The PD adopted many components of the IOUs’ initial proposal, which if implemented would have dealt a crushing blow to the rooftop solar industry. Export values were to be based on avoided cost calculator (ACC) rates, which equated to 5-6¢/kWh on average. Additionally, the PD levied grid participation charges (GPCs) on residential customers, which were based on solar-kilowatt capacity installed. Furthermore, the PD called for the grandfathering period of existing NEM-2 solar customers to be reduced.
Fortunately, the PD was soundly rejected, which sent the CPUC back to the drawing board and led to a prolonged delay. Independent industry research firm Wood McKenzie forecast a 45% decline in the volume of residential solar installations if the CPUC’s December PD was to be adopted. In May, the CPUC issued a ruling requesting additional input on various elements of the PD, which Energy Toolbase summarized in a recent blog. A revised PD is now expected to come in August, with implementation slated for the end of 2022 at the earliest.

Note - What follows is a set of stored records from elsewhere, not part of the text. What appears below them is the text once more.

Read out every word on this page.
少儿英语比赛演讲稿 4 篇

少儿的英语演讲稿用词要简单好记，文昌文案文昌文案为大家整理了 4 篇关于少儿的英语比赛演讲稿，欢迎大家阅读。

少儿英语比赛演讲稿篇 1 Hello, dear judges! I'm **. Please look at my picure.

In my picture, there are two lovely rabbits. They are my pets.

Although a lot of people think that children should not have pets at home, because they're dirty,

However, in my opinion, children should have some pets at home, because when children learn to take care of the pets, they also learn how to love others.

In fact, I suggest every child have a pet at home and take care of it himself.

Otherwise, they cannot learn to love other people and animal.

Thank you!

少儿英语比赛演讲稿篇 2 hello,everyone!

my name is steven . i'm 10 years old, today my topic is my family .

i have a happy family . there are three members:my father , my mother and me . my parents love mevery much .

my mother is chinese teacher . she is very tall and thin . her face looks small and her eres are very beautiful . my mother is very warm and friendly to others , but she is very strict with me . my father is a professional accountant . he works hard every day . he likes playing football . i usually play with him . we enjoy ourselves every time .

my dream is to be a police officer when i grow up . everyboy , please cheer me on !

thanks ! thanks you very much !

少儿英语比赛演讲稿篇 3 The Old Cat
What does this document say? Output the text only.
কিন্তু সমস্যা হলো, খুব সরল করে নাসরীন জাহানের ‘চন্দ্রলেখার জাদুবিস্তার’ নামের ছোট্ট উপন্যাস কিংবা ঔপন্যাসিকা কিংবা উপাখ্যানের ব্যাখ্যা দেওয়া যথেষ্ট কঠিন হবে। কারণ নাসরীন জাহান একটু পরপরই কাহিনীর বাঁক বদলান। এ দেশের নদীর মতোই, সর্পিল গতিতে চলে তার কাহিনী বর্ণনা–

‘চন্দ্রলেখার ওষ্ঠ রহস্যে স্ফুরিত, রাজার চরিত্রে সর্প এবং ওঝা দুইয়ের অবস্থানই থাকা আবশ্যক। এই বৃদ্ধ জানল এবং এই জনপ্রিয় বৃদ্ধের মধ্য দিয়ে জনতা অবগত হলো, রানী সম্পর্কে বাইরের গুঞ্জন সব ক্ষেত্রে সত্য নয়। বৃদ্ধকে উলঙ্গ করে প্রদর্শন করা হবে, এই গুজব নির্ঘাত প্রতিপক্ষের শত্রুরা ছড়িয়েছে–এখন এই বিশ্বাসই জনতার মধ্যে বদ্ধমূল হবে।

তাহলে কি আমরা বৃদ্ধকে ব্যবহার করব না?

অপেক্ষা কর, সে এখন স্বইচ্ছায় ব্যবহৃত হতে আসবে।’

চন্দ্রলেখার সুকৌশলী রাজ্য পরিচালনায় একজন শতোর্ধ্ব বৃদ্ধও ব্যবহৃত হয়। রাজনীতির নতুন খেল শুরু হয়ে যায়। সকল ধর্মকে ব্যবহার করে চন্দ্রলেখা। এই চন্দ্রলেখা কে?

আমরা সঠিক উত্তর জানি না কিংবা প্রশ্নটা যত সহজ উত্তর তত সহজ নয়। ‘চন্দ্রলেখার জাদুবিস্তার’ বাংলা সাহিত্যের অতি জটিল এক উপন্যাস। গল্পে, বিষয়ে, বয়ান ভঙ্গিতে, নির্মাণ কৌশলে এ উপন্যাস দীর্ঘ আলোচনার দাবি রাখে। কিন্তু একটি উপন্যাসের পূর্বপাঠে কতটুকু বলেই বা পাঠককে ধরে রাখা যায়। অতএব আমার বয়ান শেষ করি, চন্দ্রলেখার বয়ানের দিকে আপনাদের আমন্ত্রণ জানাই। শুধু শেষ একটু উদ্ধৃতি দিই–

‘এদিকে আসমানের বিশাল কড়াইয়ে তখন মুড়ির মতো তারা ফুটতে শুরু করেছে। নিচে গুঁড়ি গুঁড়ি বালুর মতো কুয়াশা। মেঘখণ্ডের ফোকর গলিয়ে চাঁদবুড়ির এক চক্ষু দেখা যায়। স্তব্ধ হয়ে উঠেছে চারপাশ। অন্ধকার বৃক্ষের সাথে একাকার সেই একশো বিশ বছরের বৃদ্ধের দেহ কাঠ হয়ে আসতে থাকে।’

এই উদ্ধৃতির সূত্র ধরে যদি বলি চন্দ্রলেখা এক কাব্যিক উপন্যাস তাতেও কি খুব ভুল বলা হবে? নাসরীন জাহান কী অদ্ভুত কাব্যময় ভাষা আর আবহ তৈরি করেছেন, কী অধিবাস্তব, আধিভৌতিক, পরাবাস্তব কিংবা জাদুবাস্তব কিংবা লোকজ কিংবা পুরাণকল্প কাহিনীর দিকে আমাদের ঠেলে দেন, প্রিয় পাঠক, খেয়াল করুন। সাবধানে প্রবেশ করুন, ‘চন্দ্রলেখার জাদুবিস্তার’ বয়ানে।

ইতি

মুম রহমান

Proposed changes to NEM tariffs and solar policy actions are continuing to accelerate. After 2021’s big year of change, the Q1 of 2022 NCCETC’s 50 States of Solar report counted 195 policy actions taking place across 39 states. NCCETC stated that this represented a record for actions taken in an individual quarter. DG compensation rules remain the top policy type being acted on.
While the types of changes being proposed continue to vary, the one common thread is that they cause erosion to the value of solar. As summarized in the examples above, the bill mechanisms can take different forms, from the reduction of export rates and implementation of fixed charges and bill minimums, to disallowing the carry-forward of credits into future months or credits simply being set to zero at the end of a true up period. Many of the successor NEM tariffs seen today are aggressively eroding the value of solar, causing the economics of standalone PV projects to become less compelling.
The one silver lining of many of these regressive NEM changes is that they create a stronger price signal and opportunity for pairing solar with an energy storage system (ESS). In states that have aggressively cut the value of exported solar energy to the grid, Hawaii being a well-known example, ESS attachment rates have increased dramatically. As NEM frameworks continue to evolve, we fully expect solar paired storage to rapidly become the standard in many of these successor NEM tariff markets.